Tuesday, April 27, 2021

Episode 15 Moriarty the Patriot

 


 

 Since Moriarty, the Patriot set up its timetable in the 1880s I've been sitting tight for a Jack the Ripper storyline. The five “canonical” Ripper murders occurred in Whitechapel in 1888, so the time and place are ripe for the series to provide its own take on things. This episode, the first of another multi-part arc, quickly establishes itself to be taking place in November of 1888 by opening with the discovery of the corpse of Annie Chapman, the second of the Ripper's famous five victims. (Amusingly this is reported in the “Dairy Londoner,” which inadvertently sounds like a newspaper for London-dwelling dairy farmers.) Apart from this setup, however, most of the episode stays away from the most famous of murder cases, using the killer's reign of terror to facilitate the introduction of a new character and Bonde's integration into the team.

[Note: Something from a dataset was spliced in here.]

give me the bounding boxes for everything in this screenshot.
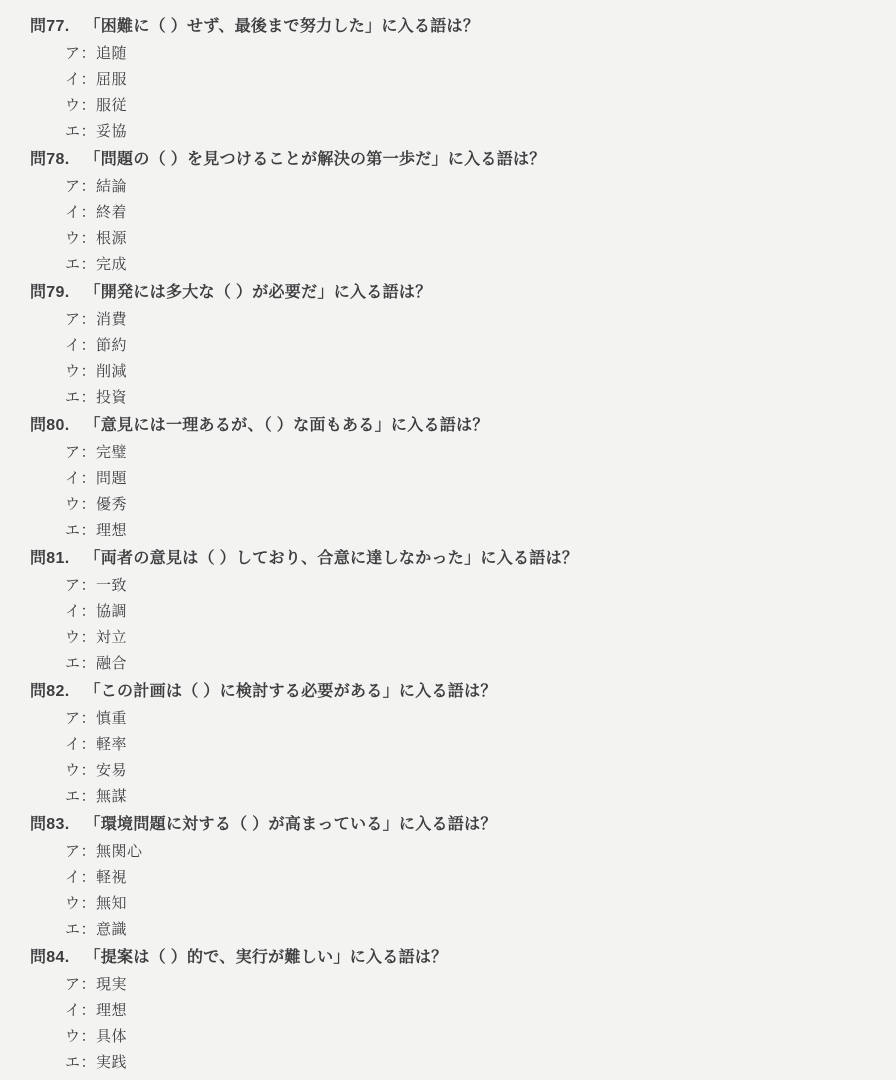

What is fascinating, notwithstanding, is that now Moriarty the Patriot is acquiring from an assortment of British wrongdoing fiction sources. Obviously, Irene Adler's new identity as James Bonde is a reference to Ian Fleming's 007 stories, but we also get shout-outs to Bram Stoker's Dracula and the 2012-2016 BBC TV series Ripper Street, although this last may be more of a coincidence than a deliberate reference. But given that this episode introduces the Ripper murders and that the TV show took place right after them, the presence of a police officer named “Arterton” (“Artherton” in Ripper Street) feels a bit too close for pure coincidence, especially since it would have been easy to use real-life policemen Abberline and Reid here. In any event, alongside Arterton, this episode introduces Jack Renfield, a retired soldier who mentored the three Moriarty boys in fighting when he served as their guardian's butler after the fire. Canny viewers will have already noted that “Renfield” is the name of Dracula's associate in Stoker's novel – and while Moriarty isn't a vampire, having his teacher bear the same name as Stoker's zoophagic character still feels fitting. His design, which hearkens back a bit to Sidney Paget's original illustrations of Moriarty, is another nice touch.

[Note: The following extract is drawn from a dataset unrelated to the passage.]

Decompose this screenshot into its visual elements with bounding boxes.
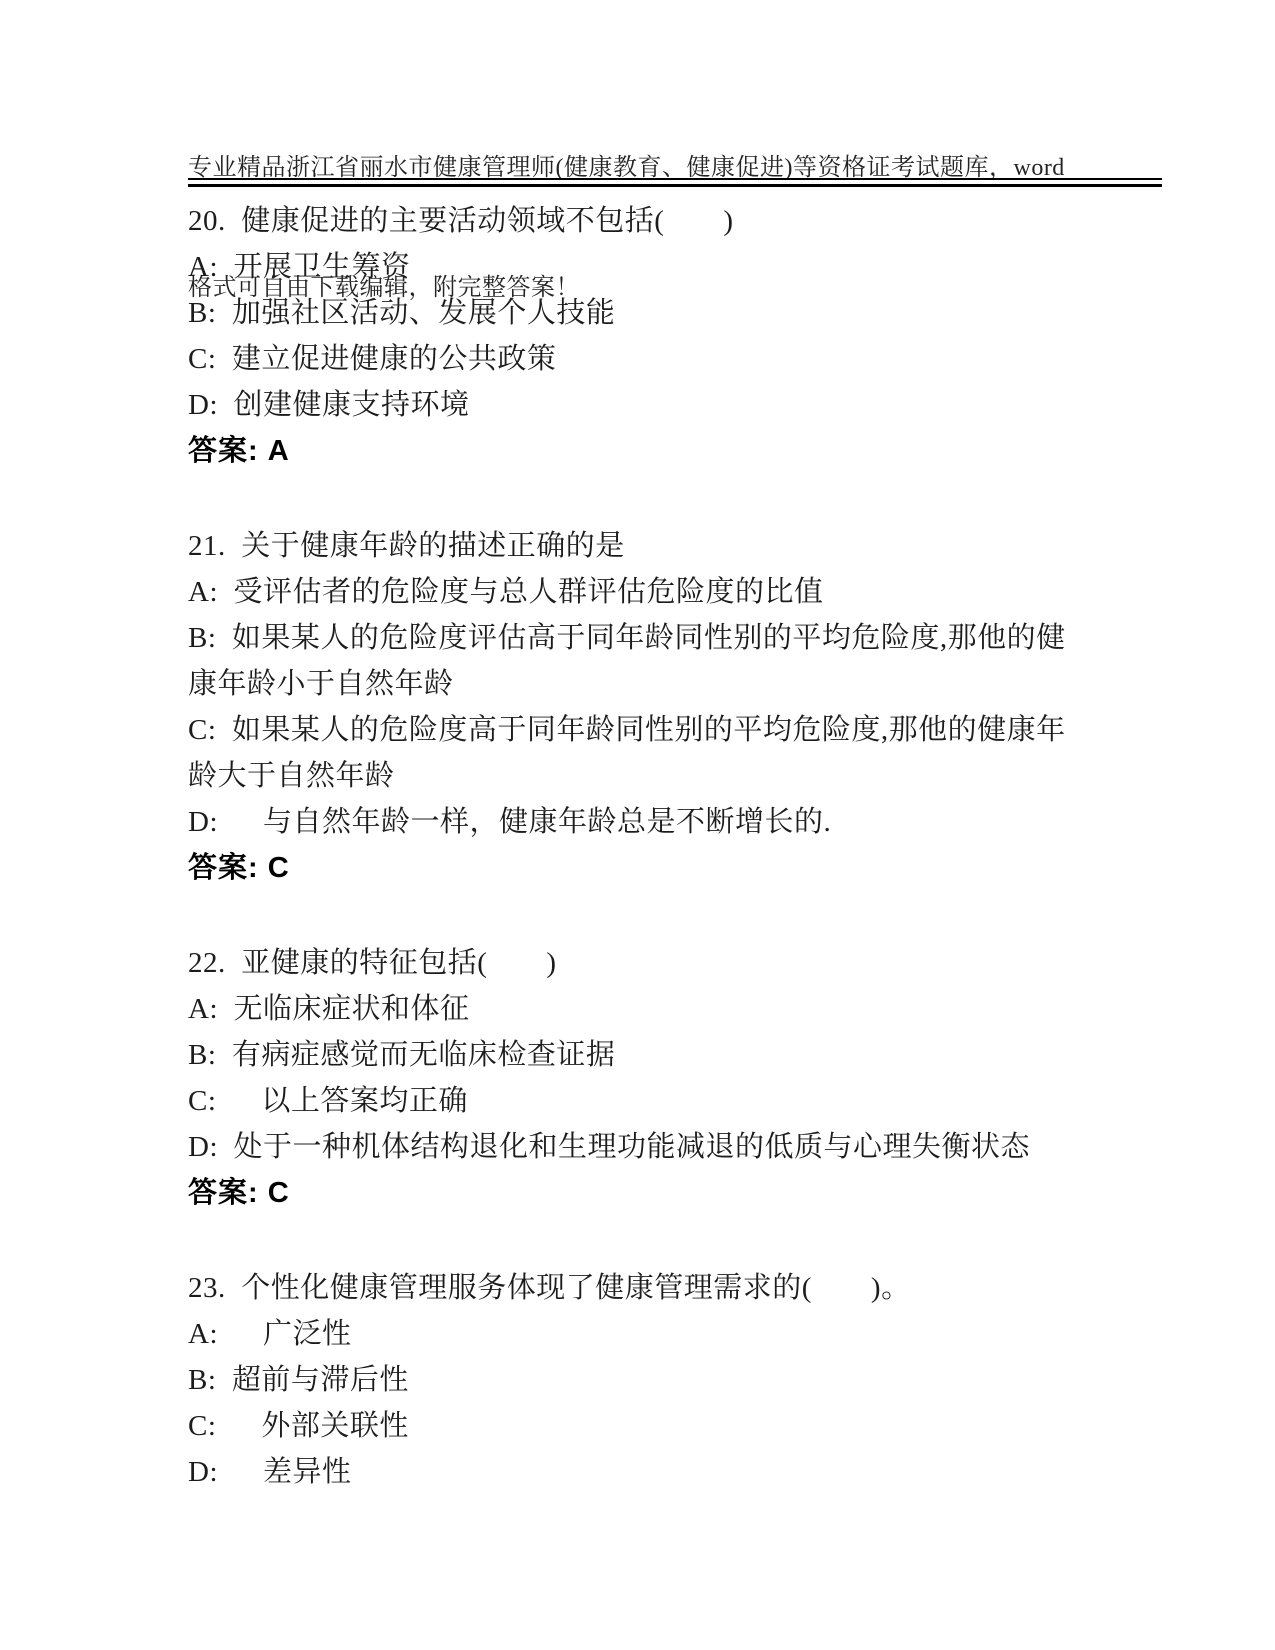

As far as what happens this week, it generally feels like an arrangement for what's to come, with the plot working, for the most part, to set up the new characters and to show how Bonde finds a place with the remainder of Team Moriarty. The latter is probably the most fun, albeit with a bit of an edge, because Moran is not having an easy time thinking of Bonde as a man. While it can read as transphobic, that may in part be due to Moran coming from a time when no one understood “transgender” even a little, and the fact that Bonde is having so much fun messing with him initially takes some of the stings out, at least in the context of the show and its setting. More importantly, Moran and Bonde start to form an alliance that Moran never saw coming, with the soldier taking the team's newest addition under his wing and helping him to understand how they function as a unit. For Bonde, it becomes about trying to find the place where what he wants and what works for the group coincide – saving the hostages is clearly his priority, but how to do it in a way that won't bring Scotland Yard (and possibly Holmes) down on their collective head is the real crux of the matter. That Bonde manages to do it and impress Moran seems to set the two up as a new dynamic duo, and how that develops could be worth keeping an eye on.

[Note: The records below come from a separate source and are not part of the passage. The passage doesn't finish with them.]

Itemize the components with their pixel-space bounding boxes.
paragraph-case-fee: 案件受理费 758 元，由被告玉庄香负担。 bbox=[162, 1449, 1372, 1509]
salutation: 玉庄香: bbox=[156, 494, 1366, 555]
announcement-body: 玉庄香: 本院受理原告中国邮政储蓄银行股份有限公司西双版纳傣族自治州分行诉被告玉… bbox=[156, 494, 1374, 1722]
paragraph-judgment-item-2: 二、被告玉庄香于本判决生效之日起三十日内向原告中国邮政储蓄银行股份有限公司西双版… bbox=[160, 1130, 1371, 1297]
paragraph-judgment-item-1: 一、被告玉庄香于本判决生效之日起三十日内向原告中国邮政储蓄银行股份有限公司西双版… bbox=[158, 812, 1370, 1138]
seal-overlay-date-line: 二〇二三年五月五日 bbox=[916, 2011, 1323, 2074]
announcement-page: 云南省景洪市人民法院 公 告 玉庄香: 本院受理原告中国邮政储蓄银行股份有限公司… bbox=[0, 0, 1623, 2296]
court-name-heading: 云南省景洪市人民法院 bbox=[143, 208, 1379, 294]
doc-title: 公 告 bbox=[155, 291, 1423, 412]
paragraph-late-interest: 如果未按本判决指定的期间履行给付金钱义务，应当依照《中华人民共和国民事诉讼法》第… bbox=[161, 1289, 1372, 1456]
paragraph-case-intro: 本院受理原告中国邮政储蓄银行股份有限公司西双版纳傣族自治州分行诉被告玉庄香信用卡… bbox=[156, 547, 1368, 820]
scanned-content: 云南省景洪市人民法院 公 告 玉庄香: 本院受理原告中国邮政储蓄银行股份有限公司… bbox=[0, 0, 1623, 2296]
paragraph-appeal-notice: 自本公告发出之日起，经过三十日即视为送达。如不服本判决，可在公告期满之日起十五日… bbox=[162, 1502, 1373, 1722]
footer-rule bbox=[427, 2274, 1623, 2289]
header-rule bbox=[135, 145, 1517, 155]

In the interim, with the indicated Ripper running free, the arrangement appears to move things towards a confrontation between the police and the occupants of Whitechapel. Arterton's mention of Bloody Sunday (one of many days to be so designated; he's referring to the incident in November of 1887, almost exactly a year prior to this episode's setting) confirms this, as that was a clash between police and demonstrators that no one had come out of unscathed. If he's more willing to hunt down vigilantes than murderers, that says a lot about him as a person, to say nothing of opening the door for Moriarty's intervention. It also is interestingly aligned with the view of the Ripper murders presented by Hallie Rubenfield in her book The Five, which posits that history – starting with the police and press of 1888 – elevates Jack the Ripper to celebrity status while largely demonizing the women he killed as sex workers who somehow deserved what they got. Rubenfield aims to change the way we tell their story. I wouldn't be surprised if that's also Moriarty's goal in his own, special way.